L’agence américaine est loin d’être omnipuissante au niveau cryptographique. Un certain nombre de technologies lui résiste toujours pour l’instant. Mais les technos du web comme TLS et HTTPS n’en font pas partie…

Pour résister face à la surveillance gouvernementale, il n’existe qu’un seul moyen et Edward Snowden nous l’a dit : le chiffrement des données et des communications. Mais les technologies de chiffrement sont nombreuses. Lesquelles sont encore réellement valables aujourd’hui, compte tenu de la puissance d’une agence comme la NSA ?

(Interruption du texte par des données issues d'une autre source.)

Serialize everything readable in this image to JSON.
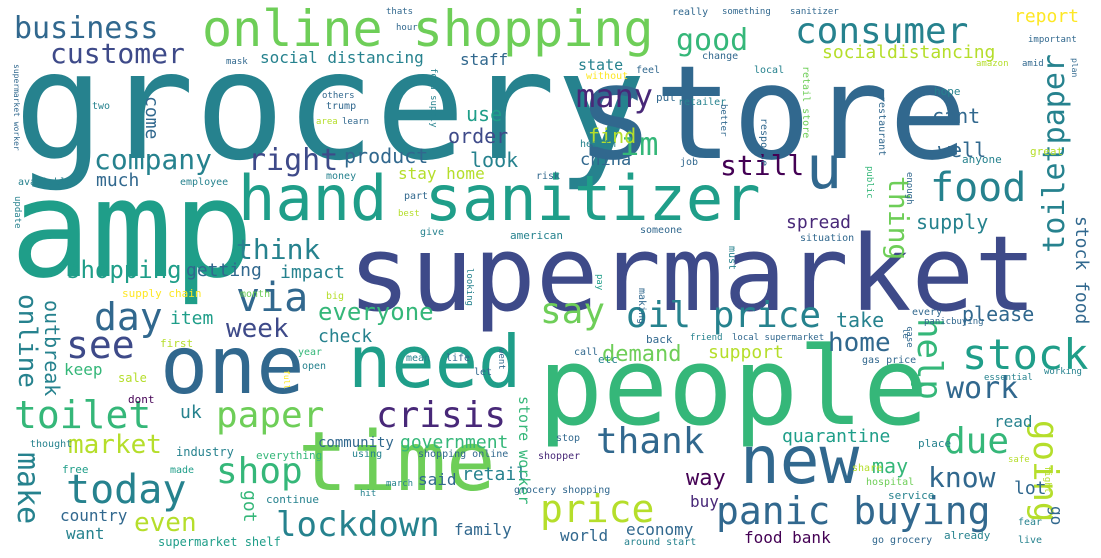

Plusieurs journalistes viennent d’analyser toute une série de documents secrets révélés par le lanceur d’alerte pour faire un état des lieux. Ils ont publié leur résultat en ligne, en collaboration avec le magazine Spiegel. Deux d’entre eux, Laura Poitras et Jacob Applebaum, ont également présenté le fruit de ce travail à l’occasion de la conférence du Chaos Computer Club. La bonne nouvelle : il existe des technologies de chiffrement sur lesquelles la NSA se casse encore les dents. La mauvaise nouvelle : les techniques usuelles du web comme SSL/TLS ou les VPN n’en font pas partie.

Les bêtes noires s’appellent Tor, OTR, Tails Linux, Cspace…

En effet, selon un document datant de 2012, la NSA procède elle-même à un classement des technologies de chiffrement, allant de « trivial » à « catastrophique ».  Suivre le chemin que prend un document lorsqu’il est envoyé à travers la Toile est ainsi « trivial ». Lire les chats sur Facebook est d’une difficulté « mineure ». Eplucher les emails de mail.ru ou intercepter des échanges de logiciels professionnels tels que Teamviewer (prise contrôle à distance) ou Join.me (conférences audio avec partage d’écran) est déjà plus dur.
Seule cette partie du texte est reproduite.